Il y a une pub qui passe présentement à la télé et dans les salles de cinéma québécoises, une publicité choc, une publicité montrant un homme, prenant le visage de sa femme entre ses mains, une femme complètement terrorisée, paralysée par la peur, la peur d’un homme qui lui demande de lui répondre quand il lui parle, qui la bouscule, qui arrive tout près de la frapper, qui la projète par terre et qui lorsqu’il lui demande de se relever voit apparaître un policier. Autrefois, nul autre que la femme n’aurait pu porter plainte pour violence conjugale, maintenant, les policiers peuvent porter plainte contre l’agresseur à la place de la victime. Cette publicité m’a donné l’idée de vous présenter quelques publicités sociétales sur la violence conjugale, des pubs de différents pays francophones et de différentes époques, des pubs coups de poings. Malheureusement je n’en ai pas trouvé où l’agresseur est une femme et la victime un homme, ce qui ne veut pas dire que le phénomène n’existe pas, je dirais même qu’il semble être en pleine expansion.
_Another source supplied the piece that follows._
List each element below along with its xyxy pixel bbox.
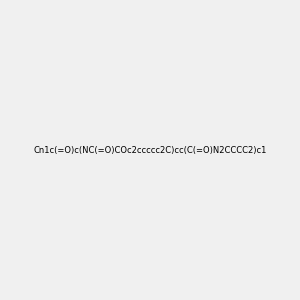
Text: Cn1c(=O)c(NC(=O)COc2ccccc2C)cc(C(=O)N2CCCC2)c1: Cn1c(=O)c(NC(=O)COc2ccccc2C)cc(C(=O)N2CC… — [33, 146, 267, 154]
Première publicité: slogan: La violence conjugale est un crime. (publicité diffusée en 2007 par le gouvernement du Québec), d’une durée de 29 secondes:
Deuxième publicité: Publicité réalisée en 1988 au Québec par le défunt cinéaste Jean-Claude Lauzon et mettant en scène Louison Danis (Maman Bougon). Durée (1:28):
Troisième publicité: Campagne de la Fédération Nationale Solidarité Femme, publicité possiblement diffusée en 2006 en France. Le message est le suivant: Un homme qui maltraite sa femme apprend la violence à ses enfants. On peut y voir en effet un jeune garçon, regardant son père battre sa femme, venir près d’elle, alors que sa mère est étendu par terre, pour venir lui donner un coup de pied dans les côtes. Durée (0:45):
Quatrième publicité: Publicité pour le lancement du nouveau service, le 3919, service téléphonique venant en aide aux victimes de violences conjugales en France, en 2007. Le message est le suivant: Parlez-en avant de ne plus pouvoir le faire. Si la victime ne réagit pas, qu’elle ne téléphone pas, qu’elle ne va pas chercher de l’aide, l’issue final c’est la mort. Durée (0:23):
Cinquième publicité: Cette fois-ci une publicité d’Amnesty International, division Belgique, possiblement diffusée en 2007, où l’on montre un jeune couple vivant paisiblement alors qu’une femme est en train de se faire battre de l’autre côté de la rue, dans un appartement. L’homme, assis confortablement sur le divan, pitonnant sur son portable, entend les cris mais n’agit pas, n’intervient pas, se lève et va fermer la fenêtre pour ne plus entendre ces cris insupportables. Durée (0:30):
Cette dernière publicité ressemble étrangement dans son approche à une publicité américaine où l’on voit un homme et une femme, dans leur lit, l’homme lit une revue, alors que sa femme écoute attentivement la dispute féroce qui éclate chez ses voisins du haut, ne pas réagir face à la violence, l’homme étire sa main au-dessus de sa table de chevet et au lieu de prendre le téléphone, il éteint la lampe.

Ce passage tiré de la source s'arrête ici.